Correct Answer: (2, 7, 28)
Solution : Given:
(3, 4, 24); (4, 5, 40)
In the above-given sets, multiply 2 by the product of the first and second numbers.
(3, 4, 24)→3 × 4 = 12; 12 × 2 = 24
(4, 5, 40)→4 × 5 = 20; 20 × 2 = 40
Let's check each option –
First option: (4, 6, 35)→4 × 6 = 24; 24 × 2 = 48 ≠ 35
Second option:(5, 7, 42)→5 × 7 = 35; 35 × 2 = 70 ≠ 42
Third option: (3, 7, 21)→3 × 7 = 21; 21 × 2 = 42 ≠ 21
Fourth option: (2, 7, 28)→2 × 7 = 14; 14 × 2 = 28
So, (2, 7, 28) follows the same pattern.

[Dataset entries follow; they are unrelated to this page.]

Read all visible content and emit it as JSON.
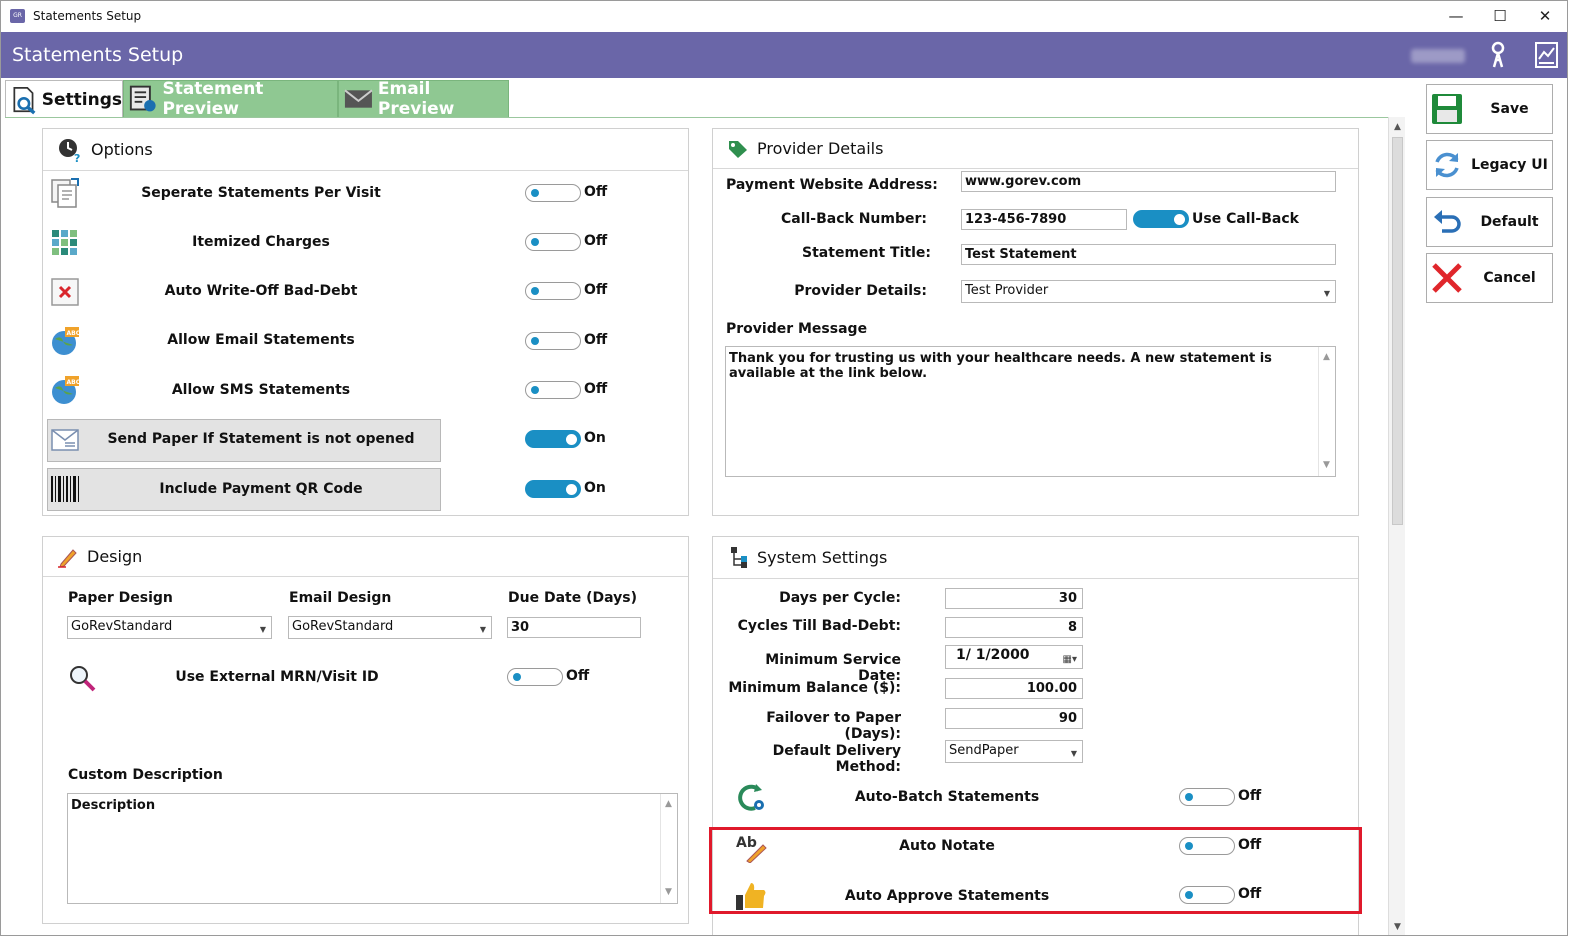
{
  "window": {
    "title": "Statements Setup",
    "app_icon_text": "GR",
    "controls": {
      "minimize": "—",
      "maximize": "☐",
      "close": "✕"
    }
  },
  "header": {
    "title": "Statements Setup",
    "icons": [
      "keys-icon",
      "report-icon"
    ]
  },
  "tabs": [
    {
      "label": "Settings",
      "active": true
    },
    {
      "label": "Statement Preview",
      "active": false
    },
    {
      "label": "Email Preview",
      "active": false
    }
  ],
  "options": {
    "title": "Options",
    "items": [
      {
        "label": "Seperate Statements Per Visit",
        "state": "Off",
        "icon": "document-copy-icon"
      },
      {
        "label": "Itemized Charges",
        "state": "Off",
        "icon": "grid-icon"
      },
      {
        "label": "Auto Write-Off Bad-Debt",
        "state": "Off",
        "icon": "delete-document-icon"
      },
      {
        "label": "Allow Email Statements",
        "state": "Off",
        "icon": "globe-abc-icon"
      },
      {
        "label": "Allow SMS Statements",
        "state": "Off",
        "icon": "globe-abc-icon"
      },
      {
        "label": "Send Paper If Statement is not opened",
        "state": "On",
        "icon": "letter-icon"
      },
      {
        "label": "Include Payment QR Code",
        "state": "On",
        "icon": "barcode-icon"
      }
    ]
  },
  "provider": {
    "title": "Provider Details",
    "website_label": "Payment Website Address:",
    "website_value": "www.gorev.com",
    "callback_label": "Call-Back Number:",
    "callback_value": "123-456-7890",
    "use_callback_label": "Use Call-Back",
    "statement_title_label": "Statement Title:",
    "statement_title_value": "Test Statement",
    "provider_details_label": "Provider Details:",
    "provider_details_value": "Test Provider",
    "message_label": "Provider Message",
    "message_value": "Thank you for trusting us with your healthcare needs.  A new statement is available at the link below."
  },
  "design": {
    "title": "Design",
    "paper_label": "Paper Design",
    "paper_value": "GoRevStandard",
    "email_label": "Email Design",
    "email_value": "GoRevStandard",
    "due_label": "Due Date (Days)",
    "due_value": "30",
    "external_label": "Use External MRN/Visit ID",
    "external_state": "Off",
    "custom_label": "Custom Description",
    "custom_value": "Description"
  },
  "system": {
    "title": "System Settings",
    "fields": [
      {
        "label": "Days per Cycle:",
        "value": "30"
      },
      {
        "label": "Cycles Till Bad-Debt:",
        "value": "8"
      },
      {
        "label": "Minimum Service Date:",
        "value": "1/  1/2000"
      },
      {
        "label": "Minimum Balance ($):",
        "value": "100.00"
      },
      {
        "label": "Failover to Paper (Days):",
        "value": "90"
      },
      {
        "label": "Default Delivery Method:",
        "value": "SendPaper"
      }
    ],
    "toggles": [
      {
        "label": "Auto-Batch Statements",
        "state": "Off",
        "icon": "refresh-gear-icon"
      },
      {
        "label": "Auto Notate",
        "state": "Off",
        "icon": "abc-pencil-icon"
      },
      {
        "label": "Auto Approve Statements",
        "state": "Off",
        "icon": "thumbs-up-icon"
      }
    ]
  },
  "actions": {
    "save": "Save",
    "legacy": "Legacy UI",
    "default": "Default",
    "cancel": "Cancel"
  },
  "colors": {
    "header": "#6a66a8",
    "toggle_on": "#1a8fc4",
    "tab_inactive": "#8fc892",
    "highlight": "#e0192b"
  }
}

Hence, the fourth option is correct.
Correct Answer: (13, 19, 64)
Solution : Given:
(13, 14, 54); (15, 18, 66)
Like, (13, 14, 54)→(13 + 14) × 2 = 27 × 2 = 54
(15, 18, 66)→(15 + 18) × 2 = 33 × 2 = 66
Let's check the options –
First option: (11, 13, 52)→(11 + 13) × 2 = 24 × 2 = 48 ≠ 52
Second option: (15, 17, 66)→(15 + 17) × 2 = 32 × 2 = 64 ≠ 66
Third option: (13, 19, 64)→(13 + 19) × 2 = 32 × 2 = 64
Fourth option: (12, 34, 90)→(12 + 34) × 2 = 46 × 2 = 92 ≠ 90
So, only the third option follows the same pattern as followed by the given set of numbers. Hence, the third option is correct.